Originally I decided the information below was too detailed and esoteric to include on eGullet, but now I'm going ahead, with the idea that it might be helpful to another in the future.
The diagram referred to is a drawing Grex tech support sent me; and can be found at this link. Please note some changes/explanations for the diagram mentioned below. I must state at the outset that I have very few mechanical/technical skills; I mostly followed directions and read a lot online to get this done. It is a setup for a more or less "permanent" connection for an airbrush; if you want to allow for using a paint gun, there are a few adaptations I could describe if desired.
I got all Grex items from Jerry Carter Air Tool, the only business I could find that had everything (Grex does not sell merchandise directly). Jerry himself was very helpful.
TG5 GREX Tritium Top Feed w/ 0.5 mm Needle
TK-7 GREX Nozzle Conversion Kit 0.7mm
CP50-1 GREX Tritium Top Feed Cup 50mL
GMAC GREX Quick Connect w. Air Flow Valve
AD21 GREX Adapter 1/8” M x 1/4” M
AD24 GREX Adapter 1/4” F x 1/4” F
GBH-06 GREX 6' airbrush hose
As is obvious from the list, I use a 0.7mm needle, but for that, you have to purchase the 0.5mm airbrush and also the upgrade kit. Whether the 0.7 makes a huge difference, I do not know. But I do know that pastrygirl on eGullet is now thinking of upgrading to the 0.7, so she might be able to furnish more information on why she feels that way.
The 50mL cup is definitely what you need; otherwise you will go crazy refilling the cup.
The quick-connect air flow valve (which is attached between the airbrush hose and the airbrush) is really useful (more info below).
The two adapters (AD21 and AD24) are for the "permanent," non-quick-connect setup.
Items I bought elsewhere:
The Grex airbrush holder did not work for me at all, so I bought this one from Harbor Freight, for the grand total of $9.99. It works great. It does need attaching to something so that it doesn't tip over, and I found a small piece of tile at Lowe's to which I glued the holder.
I also got a moisture trap/filter at Lowe's. I'm not sure it's necessary, but I figured it couldn't hurt and it is recommended by many. Note that in setting up to airbrush, you will need some way to prop up the filter so that air flows from top to bottom.
And you will need a roll of plumber's teflon tape. If a connector has an O-ring to seal it tightly, that is sufficient, but there are some connectors that don't, and they need tape for a tight seal.
And here are my notes on the hookup of the system. Please excuse me if you already know a lot of this.
From the compressor, you need a typical air hose long enough to reach from compressor to close to where you will be airbrushing. Here's an example of such a hose. If you add a moisture trap, you need two such hoses (one from compressor to moisture trap, another from trap to airbrush, so they will be shorter hoses). The hose needs (or two hoses need) a male connector to the compressor, female connector on the other end. For this I have a quick-connect connector (1/4" male to connect to compressor, 1/4" female to connect to the air hose). Here's an example of such a quick-connect fitting.

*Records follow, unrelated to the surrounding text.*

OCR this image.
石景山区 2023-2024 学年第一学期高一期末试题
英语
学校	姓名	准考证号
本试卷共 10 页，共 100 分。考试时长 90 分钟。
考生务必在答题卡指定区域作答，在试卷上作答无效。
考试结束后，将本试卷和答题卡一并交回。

From this hose to the moisture filter/trap, the diagram provides two options. The Grex AD24 (which is 1/4" female to 1/4" female) is sufficient (I see no reason for a quick-connect connector here since the setup will be "permanent").
Then the moisture trap needs to be connected to the airbrush hose. This is the end of the moisture trap that is blue in color in the diagram. Unless you plan to use another spray gun (such as an HVLP one), you don't need the quick-connect options and the AD21 is sufficient (note that the AD12 connector close to the green airbrush hose in the diagram) should have been included within the red rectangle, as it is not needed unless you are using the quick-connect option.

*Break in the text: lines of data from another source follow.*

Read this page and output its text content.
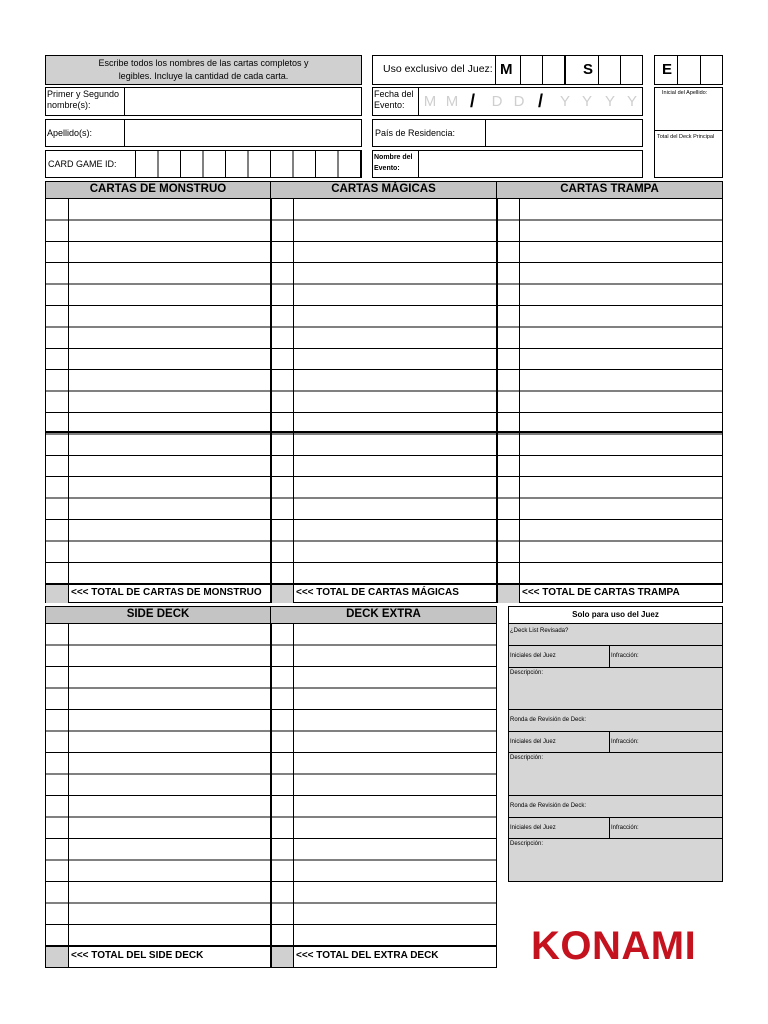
Escribe todos los nombres de las cartas completos y
legibles. Incluye la cantidad de cada carta.
Primer y Segundo nombre(s):
Apellido(s):
CARD GAME ID:
Uso exclusivo del Juez: M	S	E
Fecha del Evento:	M M / D D / Y Y Y Y
País de Residencia:
Nombre del Evento:
Inicial del Apellido:
Total del Deck Principal
CARTAS DE MONSTRUO	CARTAS MÁGICAS	CARTAS TRAMPA
<<< TOTAL DE CARTAS DE MONSTRUO	<<< TOTAL DE CARTAS MÁGICAS	<<< TOTAL DE CARTAS TRAMPA
SIDE DECK	DECK EXTRA
<<< TOTAL DEL SIDE DECK	<<< TOTAL DEL EXTRA DECK
Solo para uso del Juez
¿Deck List Revisada?
Iniciales del Juez	Infracción:
Descripción:
Ronda de Revisión de Deck:
Iniciales del Juez	Infracción:
Descripción:
Ronda de Revisión de Deck:
Iniciales del Juez	Infracción:
Descripción:
KONAMI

Then the airbrush hose needs to be connected to the airbrush. For this I strongly recommend the quick-
connect option (G MAC) as this has a pressure regulating knob that comes in handy. It is also great to be able to disconnect the airbrush quickly to clean out one cocoa butter color and/or place the airbrush in a warmer between brushings. As a side note: The Grex cannot do splattering with cocoa butter, and the pressure regulator will not make that happen, but it does come in quite handy when the viscosity of cocoa butter is causing an issue.
If you have questions, don't hesitate to ask. I knew none of this stuff when I started, and I owe practically everything to Grex tech support. Just one example: Having teflon tape is so taken for granted in the airbrushing/spraying/plumbing worlds that nobody told me I needed it until I spent a lot of time trying to make connections airtight and asked Grex.

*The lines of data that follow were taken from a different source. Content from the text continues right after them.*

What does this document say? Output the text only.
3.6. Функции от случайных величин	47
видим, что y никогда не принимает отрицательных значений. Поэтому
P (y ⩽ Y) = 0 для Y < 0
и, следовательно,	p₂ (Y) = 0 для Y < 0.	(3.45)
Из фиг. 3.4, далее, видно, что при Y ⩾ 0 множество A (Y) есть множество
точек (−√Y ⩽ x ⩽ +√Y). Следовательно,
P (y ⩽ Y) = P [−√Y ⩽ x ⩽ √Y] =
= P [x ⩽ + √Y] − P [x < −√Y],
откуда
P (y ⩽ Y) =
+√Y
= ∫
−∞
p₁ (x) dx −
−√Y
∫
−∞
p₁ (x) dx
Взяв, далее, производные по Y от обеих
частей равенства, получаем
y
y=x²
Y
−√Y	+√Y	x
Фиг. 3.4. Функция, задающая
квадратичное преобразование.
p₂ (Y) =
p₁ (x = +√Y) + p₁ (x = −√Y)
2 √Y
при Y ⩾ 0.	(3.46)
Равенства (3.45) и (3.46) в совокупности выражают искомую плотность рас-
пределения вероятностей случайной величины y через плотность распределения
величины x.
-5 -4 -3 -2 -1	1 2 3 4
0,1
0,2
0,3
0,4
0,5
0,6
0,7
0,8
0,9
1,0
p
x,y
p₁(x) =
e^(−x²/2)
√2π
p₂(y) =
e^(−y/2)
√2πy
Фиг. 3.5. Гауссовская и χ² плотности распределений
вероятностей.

I paid $300 for a Grex-branded compressor (actually from California Air Tools), but if I had it to do over, I would get something more like the California Air Tools 8010A ($198 on Amazon)--larger air capacity than mine, same (relatively) quiet operation, and less money. Since Grex no longer sells the compressor I bought, this is the one they recommended to the person I previously helped with these decisions. My entire setup (with the more expensive compressor) cost approximately $850, so this would be around $750.